Machine Learning + Physics-Guided Approach for Predicting Concrete Compressive Strength
Project Overview
Concrete compressive strength is a critical factor in civil engineering, determining the durability and safety of structures. Traditional empirical methods are limited in capturing nonlinear interactions between material composition and curing conditions.
This project develops a Physics-Informed Machine Learning model to predict concrete compressive strength by combining:
Material science principles
Physics-informed feature engineering
Machine learning models
Data-driven optimization
The objective is to improve both prediction accuracy and engineering interpretability, enabling better mix design decisions.
Problem Statement
Predicting concrete strength is challenging because:
Material components interact non-linearly
Strength development depends on curing time
Traditional formulas oversimplify real-world behavior
Experimental testing is expensive and time-consuming
The goal is to build an intelligent system that can:
Accurately predict compressive strength (MPa)

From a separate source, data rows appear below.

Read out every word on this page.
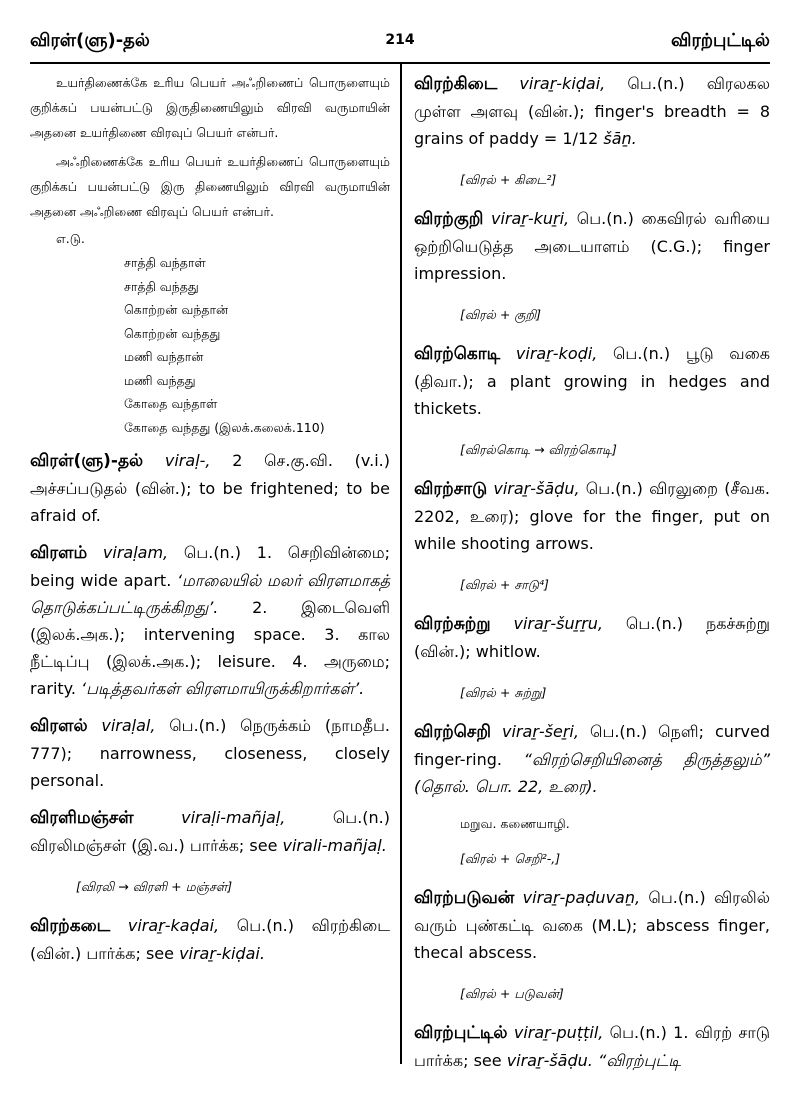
விரள்(ளு)-தல்	214	விரற்புட்டில்

உயர்திணைக்கே உரிய பெயர் அஃறிணைப் பொருளையும் குறிக்கப் பயன்பட்டு இருதிணையிலும் விரவி வருமாயின் அதனை உயர்திணை விரவுப் பெயர் என்பர்.

அஃறிணைக்கே உரிய பெயர் உயர்திணைப் பொருளையும் குறிக்கப் பயன்பட்டு இரு திணையிலும் விரவி வருமாயின் அதனை அஃறிணை விரவுப் பெயர் என்பர்.

எ.டு.
சாத்தி வந்தாள்
சாத்தி வந்தது
கொற்றன் வந்தான்
கொற்றன் வந்தது
மணி வந்தான்
மணி வந்தது
கோதை வந்தாள்
கோதை வந்தது (இலக்.கலைக்.110)
விரள்(ளு)-தல் viraḷ-, 2 செ.கு.வி. (v.i.) அச்சப்படுதல் (வின்.); to be frightened; to be afraid of.
விரளம் viraḷam, பெ.(n.) 1. செறிவின்மை; being wide apart. ‘மாலையில் மலர் விரளமாகத் தொடுக்கப்பட்டிருக்கிறது’. 2. இடைவெளி (இலக்.அக.); intervening space. 3. கால நீட்டிப்பு (இலக்.அக.); leisure. 4. அருமை; rarity. ‘படித்தவர்கள் விரளமாயிருக்கிறார்கள்’.
விரளல் viraḷal, பெ.(n.) நெருக்கம் (நாமதீப. 777); narrowness, closeness, closely personal.
விரளிமஞ்சள்	viraḷi-mañjaḷ, பெ.(n.) விரலிமஞ்சள் (இ.வ.) பார்க்க; see virali-mañjaḷ.
[விரலி → விரளி + மஞ்சள்]
விரற்கடை viraṟ-kaḍai, பெ.(n.) விரற்கிடை (வின்.) பார்க்க; see viraṟ-kiḍai.
விரற்கிடை viraṟ-kiḍai, பெ.(n.) விரலகல முள்ள அளவு (வின்.); finger's breadth = 8 grains of paddy = 1/12 šāṉ.
[விரல் + கிடை²]
விரற்குறி viraṟ-kuṟi, பெ.(n.) கைவிரல் வரியை ஒற்றியெடுத்த அடையாளம் (C.G.); finger impression.
[விரல் + குறி]
விரற்கொடி viraṟ-koḍi, பெ.(n.) பூடு வகை (திவா.); a plant growing in hedges and thickets.
[விரல்கொடி → விரற்கொடி]
விரற்சாடு viraṟ-šāḍu, பெ.(n.) விரலுறை (சீவக. 2202, உரை); glove for the finger, put on while shooting arrows.
[விரல் + சாடு⁴]
விரற்சுற்று viraṟ-šuṟṟu, பெ.(n.) நகச்சுற்று (வின்.); whitlow.
[விரல் + சுற்று]
விரற்செறி viraṟ-šeṟi, பெ.(n.) நெளி; curved finger-ring. “விரற்செறியினைத் திருத்தலும்” (தொல். பொ. 22, உரை).
மறுவ. கணையாழி.
[விரல் + செறி²-,]
விரற்படுவன் viraṟ-paḍuvaṉ, பெ.(n.) விரலில் வரும் புண்கட்டி வகை (M.L); abscess finger, thecal abscess.
[விரல் + படுவன்]
விரற்புட்டில் viraṟ-puṭṭil, பெ.(n.) 1. விரற் சாடு பார்க்க; see viraṟ-šāḍu. “விரற்புட்டி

Capture physics-based relationships in concrete mixtures
Identify optimal material compositions
Reduce dependency on lab testing
Improve construction planning and safety decisions
Databricks Model Integration
This project includes deployment and integration using Databricks SQL Warehouse.
Dataset Description
The dataset contains 1030 real-world concrete samples capturing material composition and curing parameters used in construction.
Input Features:
Cement (kg/m³)
Blast Furnace Slag (kg/m³)
Fly Ash (kg/m³)
Water (kg/m³)
Superplasticizer (kg/m³)
Coarse Aggregate (kg/m³)
Fine Aggregate (kg/m³)
Age (days)
Target Variable:
Concrete Compressive Strength (MPa)
Methodology
The workflow of the project includes:
Data Understanding and Inspection – Check for missing values, duplicates, and feature distributions.
Exploratory Data Analysis (EDA) – Analyze relationships between mix components, curing age, and strength.
Physics-Informed Feature Engineering – Create Water–Cement Ratio (WCR), Age × WCR, and other domain-driven features.
Model Evaluation and Validation – Use RMSE, MAE, R², and cross-validation to ensure robustness.
Interpretability and Insights – Analyze feature importance, residuals, and identify optimal mix designs.
Deploying Model - Attaching model with DataBricks SQL Warehouse.
Evaluation Metrics
Model performance was assessed using:
Root Mean Squared Error (RMSE)
Mean Absolute Error (MAE)
R² Score
Cross-validation R² for overfitting detection
The XGBoost model achieved R² ≈ 0.95, confirming high predictive accuracy.
Physics-Informed Insights
Key findings connecting ML results to concrete physics:
Water–Cement Ratio (WCR): Main predictor of strength.
Age vs Strength: Non-linear growth; rapid early strength gain slows over time.
Material Substitutions: Slag improves strength; Fly ash had minimal effect in this dataset.
Feature Importance: Identifies components that most affect strength.